Either WayNaïve NJ623611
Format: CD

Musical Performance: ****
Sound Quality: ****
Overall Enjoyment: ****

The subtitle of this latest album from French jazz singer Anne Ducros is intriguing. From Marilyn to Ella? What’s the connection?

In 1955, Ella Fitzgerald was not allowed to play the prestigious Mocambo club in Hollywood because of her race. Enter Marilyn Monroe. Fitzgerald told it this way: "I owe Marilyn Monroe a real debt. . . . [S]he personally called the owner of the Mocambo, and told him she wanted me booked immediately, and if he would do it, she would take a front table every night. She told him -- and it was true, due to Marilyn’s superstar status -- that the press would go wild. The owner said yes, and Marilyn was there, front table, every night. The press went overboard. After that, I never had to play a small jazz club again. She was an unusual woman -- a little ahead of her times. And she didn’t know it."

Monroe is said to have studied Fitzgerald’s recordings in detail, and for it became a better singer herself. If you Google their names, you can find some nifty photos of them together.

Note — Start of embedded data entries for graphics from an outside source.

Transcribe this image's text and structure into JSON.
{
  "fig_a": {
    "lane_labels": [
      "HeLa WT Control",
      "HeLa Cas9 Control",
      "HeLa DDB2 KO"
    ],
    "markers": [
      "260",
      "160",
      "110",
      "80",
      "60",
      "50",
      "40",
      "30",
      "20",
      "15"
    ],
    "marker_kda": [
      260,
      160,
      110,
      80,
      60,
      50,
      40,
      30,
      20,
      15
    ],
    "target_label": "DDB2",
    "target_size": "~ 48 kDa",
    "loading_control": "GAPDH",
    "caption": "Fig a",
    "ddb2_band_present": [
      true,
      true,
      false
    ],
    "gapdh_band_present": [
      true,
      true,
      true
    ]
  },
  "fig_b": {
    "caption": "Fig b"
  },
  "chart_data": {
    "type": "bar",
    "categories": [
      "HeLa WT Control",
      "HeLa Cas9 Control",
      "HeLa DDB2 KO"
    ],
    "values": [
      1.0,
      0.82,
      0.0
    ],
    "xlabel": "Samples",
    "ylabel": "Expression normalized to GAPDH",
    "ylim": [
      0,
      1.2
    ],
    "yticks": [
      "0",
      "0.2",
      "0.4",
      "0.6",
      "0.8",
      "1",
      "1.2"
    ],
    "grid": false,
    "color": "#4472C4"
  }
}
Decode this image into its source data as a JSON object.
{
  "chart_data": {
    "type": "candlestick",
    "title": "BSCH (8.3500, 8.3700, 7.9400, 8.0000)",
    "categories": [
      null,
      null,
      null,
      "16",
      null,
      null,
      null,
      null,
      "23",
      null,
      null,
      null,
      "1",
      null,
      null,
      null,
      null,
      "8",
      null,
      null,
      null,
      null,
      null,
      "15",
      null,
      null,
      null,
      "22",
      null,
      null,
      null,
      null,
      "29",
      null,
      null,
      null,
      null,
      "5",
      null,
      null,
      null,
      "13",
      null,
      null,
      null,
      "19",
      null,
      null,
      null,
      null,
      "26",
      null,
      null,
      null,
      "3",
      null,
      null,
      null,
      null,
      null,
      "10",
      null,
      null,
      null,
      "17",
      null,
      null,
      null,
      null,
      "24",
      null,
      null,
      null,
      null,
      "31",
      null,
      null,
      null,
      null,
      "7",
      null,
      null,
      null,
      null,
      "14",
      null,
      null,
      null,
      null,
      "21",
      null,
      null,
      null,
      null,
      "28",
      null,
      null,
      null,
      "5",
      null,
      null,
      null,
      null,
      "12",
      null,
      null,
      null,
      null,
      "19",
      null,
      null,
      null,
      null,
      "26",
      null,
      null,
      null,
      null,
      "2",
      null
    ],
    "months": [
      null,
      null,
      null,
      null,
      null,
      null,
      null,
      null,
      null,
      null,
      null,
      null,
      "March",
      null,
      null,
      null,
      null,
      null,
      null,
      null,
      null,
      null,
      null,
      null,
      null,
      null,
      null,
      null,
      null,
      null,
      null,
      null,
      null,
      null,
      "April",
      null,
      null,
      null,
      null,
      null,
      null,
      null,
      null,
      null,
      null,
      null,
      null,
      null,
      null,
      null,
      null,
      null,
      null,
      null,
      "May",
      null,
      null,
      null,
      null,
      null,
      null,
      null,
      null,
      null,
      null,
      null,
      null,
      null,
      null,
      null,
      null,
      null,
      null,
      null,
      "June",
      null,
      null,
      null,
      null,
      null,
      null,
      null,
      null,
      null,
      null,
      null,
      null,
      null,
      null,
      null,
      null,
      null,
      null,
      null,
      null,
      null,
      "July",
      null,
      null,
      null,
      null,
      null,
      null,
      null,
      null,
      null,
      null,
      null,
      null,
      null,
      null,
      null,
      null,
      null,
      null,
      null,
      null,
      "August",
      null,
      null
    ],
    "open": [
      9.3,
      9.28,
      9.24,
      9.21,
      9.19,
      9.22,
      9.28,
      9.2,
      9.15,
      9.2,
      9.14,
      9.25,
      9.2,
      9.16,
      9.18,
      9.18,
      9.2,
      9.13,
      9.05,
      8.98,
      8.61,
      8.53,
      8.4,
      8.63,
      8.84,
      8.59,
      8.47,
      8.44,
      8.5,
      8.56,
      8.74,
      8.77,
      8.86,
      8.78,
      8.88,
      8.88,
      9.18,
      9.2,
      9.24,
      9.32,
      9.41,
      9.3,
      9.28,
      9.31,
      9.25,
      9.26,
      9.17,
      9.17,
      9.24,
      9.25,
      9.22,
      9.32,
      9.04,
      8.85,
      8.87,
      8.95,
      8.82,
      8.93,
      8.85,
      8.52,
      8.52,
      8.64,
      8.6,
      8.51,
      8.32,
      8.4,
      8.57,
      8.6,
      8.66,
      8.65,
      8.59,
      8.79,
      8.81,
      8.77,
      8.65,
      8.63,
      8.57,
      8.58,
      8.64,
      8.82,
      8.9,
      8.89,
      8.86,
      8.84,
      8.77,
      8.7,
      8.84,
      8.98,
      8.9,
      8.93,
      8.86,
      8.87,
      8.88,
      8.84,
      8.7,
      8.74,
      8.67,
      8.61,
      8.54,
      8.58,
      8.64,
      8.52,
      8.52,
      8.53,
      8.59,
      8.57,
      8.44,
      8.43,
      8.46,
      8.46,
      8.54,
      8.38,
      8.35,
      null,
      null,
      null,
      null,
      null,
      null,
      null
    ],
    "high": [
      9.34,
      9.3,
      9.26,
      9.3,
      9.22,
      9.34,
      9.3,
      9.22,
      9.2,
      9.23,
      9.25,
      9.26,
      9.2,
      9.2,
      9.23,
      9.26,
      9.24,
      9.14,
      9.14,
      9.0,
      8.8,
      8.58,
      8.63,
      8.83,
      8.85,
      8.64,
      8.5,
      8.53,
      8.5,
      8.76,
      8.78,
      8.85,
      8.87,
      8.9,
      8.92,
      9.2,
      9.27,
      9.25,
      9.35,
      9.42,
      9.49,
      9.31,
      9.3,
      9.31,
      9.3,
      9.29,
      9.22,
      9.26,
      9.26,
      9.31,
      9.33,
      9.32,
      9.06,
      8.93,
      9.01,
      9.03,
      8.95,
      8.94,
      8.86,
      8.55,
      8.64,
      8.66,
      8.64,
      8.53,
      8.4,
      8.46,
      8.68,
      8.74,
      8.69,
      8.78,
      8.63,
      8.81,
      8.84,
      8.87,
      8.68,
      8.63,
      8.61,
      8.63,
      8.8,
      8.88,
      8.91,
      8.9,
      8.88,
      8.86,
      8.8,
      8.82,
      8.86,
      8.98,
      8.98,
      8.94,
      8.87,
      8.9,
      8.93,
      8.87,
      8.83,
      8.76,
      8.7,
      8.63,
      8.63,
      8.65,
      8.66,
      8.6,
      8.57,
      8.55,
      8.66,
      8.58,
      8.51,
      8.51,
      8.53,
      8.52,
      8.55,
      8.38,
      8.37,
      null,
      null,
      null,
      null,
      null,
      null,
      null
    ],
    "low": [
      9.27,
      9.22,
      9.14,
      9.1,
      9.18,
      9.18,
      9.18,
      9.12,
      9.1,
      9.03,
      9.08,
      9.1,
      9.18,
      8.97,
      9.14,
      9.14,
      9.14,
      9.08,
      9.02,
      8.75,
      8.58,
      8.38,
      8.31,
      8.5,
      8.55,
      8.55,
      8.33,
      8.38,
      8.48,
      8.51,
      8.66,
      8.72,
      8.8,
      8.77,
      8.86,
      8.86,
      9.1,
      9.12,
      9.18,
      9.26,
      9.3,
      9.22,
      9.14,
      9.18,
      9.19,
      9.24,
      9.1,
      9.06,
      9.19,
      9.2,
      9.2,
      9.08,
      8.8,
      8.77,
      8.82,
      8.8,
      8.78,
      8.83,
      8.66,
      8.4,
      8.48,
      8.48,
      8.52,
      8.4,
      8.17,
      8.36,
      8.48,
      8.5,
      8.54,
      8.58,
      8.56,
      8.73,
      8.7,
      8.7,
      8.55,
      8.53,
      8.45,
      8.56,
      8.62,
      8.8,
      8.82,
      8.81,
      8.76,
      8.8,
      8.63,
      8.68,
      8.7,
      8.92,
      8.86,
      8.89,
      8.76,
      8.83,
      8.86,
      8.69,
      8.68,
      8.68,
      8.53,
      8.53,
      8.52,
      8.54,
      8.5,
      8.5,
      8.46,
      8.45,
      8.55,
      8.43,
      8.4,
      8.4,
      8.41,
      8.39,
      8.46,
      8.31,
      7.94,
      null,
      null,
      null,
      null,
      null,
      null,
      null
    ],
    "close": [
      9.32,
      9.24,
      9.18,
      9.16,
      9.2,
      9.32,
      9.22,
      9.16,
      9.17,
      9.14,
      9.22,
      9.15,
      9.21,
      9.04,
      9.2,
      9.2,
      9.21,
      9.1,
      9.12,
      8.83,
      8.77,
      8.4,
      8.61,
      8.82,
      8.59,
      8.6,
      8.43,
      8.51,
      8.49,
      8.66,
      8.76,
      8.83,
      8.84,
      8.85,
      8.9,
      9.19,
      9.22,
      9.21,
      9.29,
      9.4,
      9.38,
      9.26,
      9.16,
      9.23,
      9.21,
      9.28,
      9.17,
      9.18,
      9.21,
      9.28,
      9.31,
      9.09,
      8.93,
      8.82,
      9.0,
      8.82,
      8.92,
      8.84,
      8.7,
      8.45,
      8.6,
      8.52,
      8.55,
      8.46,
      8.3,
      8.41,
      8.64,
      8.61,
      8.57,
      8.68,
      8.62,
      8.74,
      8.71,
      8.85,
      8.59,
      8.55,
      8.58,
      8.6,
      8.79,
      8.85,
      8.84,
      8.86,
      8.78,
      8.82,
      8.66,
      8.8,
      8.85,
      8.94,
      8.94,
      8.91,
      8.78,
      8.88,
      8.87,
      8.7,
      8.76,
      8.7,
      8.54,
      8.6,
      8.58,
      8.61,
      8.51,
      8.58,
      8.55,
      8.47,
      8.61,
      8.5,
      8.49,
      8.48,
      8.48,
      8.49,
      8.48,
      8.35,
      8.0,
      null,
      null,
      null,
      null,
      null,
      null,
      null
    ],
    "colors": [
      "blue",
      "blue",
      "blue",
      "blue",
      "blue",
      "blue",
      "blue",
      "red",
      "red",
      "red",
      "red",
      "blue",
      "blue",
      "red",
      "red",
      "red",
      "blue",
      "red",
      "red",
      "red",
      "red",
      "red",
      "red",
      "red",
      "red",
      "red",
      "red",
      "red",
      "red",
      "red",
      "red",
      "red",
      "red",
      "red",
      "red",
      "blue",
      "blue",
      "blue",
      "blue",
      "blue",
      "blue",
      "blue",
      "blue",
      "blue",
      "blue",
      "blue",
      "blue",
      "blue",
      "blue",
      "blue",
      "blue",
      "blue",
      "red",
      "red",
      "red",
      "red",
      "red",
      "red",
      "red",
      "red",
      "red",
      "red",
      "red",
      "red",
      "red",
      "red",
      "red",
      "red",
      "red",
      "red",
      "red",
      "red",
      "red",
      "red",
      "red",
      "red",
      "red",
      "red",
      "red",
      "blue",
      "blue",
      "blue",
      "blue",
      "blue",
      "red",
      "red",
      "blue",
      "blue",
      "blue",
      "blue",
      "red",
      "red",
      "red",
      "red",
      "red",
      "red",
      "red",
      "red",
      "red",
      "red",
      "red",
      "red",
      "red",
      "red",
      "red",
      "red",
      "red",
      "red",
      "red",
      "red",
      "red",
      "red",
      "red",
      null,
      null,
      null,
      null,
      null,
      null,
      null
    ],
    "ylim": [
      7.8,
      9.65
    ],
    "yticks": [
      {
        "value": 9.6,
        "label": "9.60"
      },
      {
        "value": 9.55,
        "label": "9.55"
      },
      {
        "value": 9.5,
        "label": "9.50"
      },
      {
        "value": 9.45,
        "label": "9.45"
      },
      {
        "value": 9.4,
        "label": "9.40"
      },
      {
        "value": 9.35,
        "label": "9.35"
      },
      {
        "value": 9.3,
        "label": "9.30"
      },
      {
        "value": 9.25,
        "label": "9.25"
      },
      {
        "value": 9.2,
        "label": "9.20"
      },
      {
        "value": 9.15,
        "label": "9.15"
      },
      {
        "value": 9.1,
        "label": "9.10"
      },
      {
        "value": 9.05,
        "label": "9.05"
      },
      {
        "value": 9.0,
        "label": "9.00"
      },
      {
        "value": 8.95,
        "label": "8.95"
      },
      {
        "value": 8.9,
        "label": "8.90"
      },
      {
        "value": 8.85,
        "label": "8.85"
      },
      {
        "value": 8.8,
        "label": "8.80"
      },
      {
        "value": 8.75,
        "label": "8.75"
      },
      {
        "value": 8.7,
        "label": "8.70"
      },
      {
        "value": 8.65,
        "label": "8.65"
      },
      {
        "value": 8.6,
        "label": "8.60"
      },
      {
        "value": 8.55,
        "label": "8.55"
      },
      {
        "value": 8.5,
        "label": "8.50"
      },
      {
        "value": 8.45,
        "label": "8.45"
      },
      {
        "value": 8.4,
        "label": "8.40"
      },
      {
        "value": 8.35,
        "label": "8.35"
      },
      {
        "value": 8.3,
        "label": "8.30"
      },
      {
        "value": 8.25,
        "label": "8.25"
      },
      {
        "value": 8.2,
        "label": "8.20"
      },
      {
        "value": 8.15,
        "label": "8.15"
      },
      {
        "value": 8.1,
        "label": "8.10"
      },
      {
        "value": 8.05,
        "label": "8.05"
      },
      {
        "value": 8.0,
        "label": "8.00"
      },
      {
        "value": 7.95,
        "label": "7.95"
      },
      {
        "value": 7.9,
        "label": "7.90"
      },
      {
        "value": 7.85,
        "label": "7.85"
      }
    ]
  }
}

Although she sings like neither, Anne Ducros sails through this tribute album of songs associated with Fitzgerald and Monroe. For Monroe we find “My Heart Belongs to Daddy” and “Diamonds are the Girl’s Best Friends.” Ella Fitzgerald sang almost every song in the Great American Songbook, and there’s a long string of them here, including “Summertime,” “Spring Can Really Hang You Up the Most,” “A Fine Romance,” “Thou Swell,” and “Dindi.”

Ducros, from northern France, has a warm, expressive voice with which she has created her own personal style. Her interpretations are often unusual -- she sings “My Heart Belongs to Daddy” as a slow-burning torch song rather than in the more usual flip, upbeat style. She stamps every song on this disc with her own personality, creating a new impression of each rather than replicating what has gone before. Some may find this difficult going, but if you can stick with it, there are great riches here.

My favorite flight of Ducros’s fancy is “Laura,” which here is given an almost supernatural treatment. Ducros sings earthily, but Emmanuel Bex, on Hammond organ, vocoder, and vocals, adds an eerie element to this song that had never occurred to me. It’s fresh and exciting.

The sound is excellent, clean and neat, with good balance between Ducros and the instruments, and enough warmth to keep it from becoming antiseptic.

If you’d like to reflect on the courage and talent of Ella Fitzgerald and Marilyn Monroe while listening to new interpretations of these old songs that give them greater dimension and depth, this disc could be your ticket.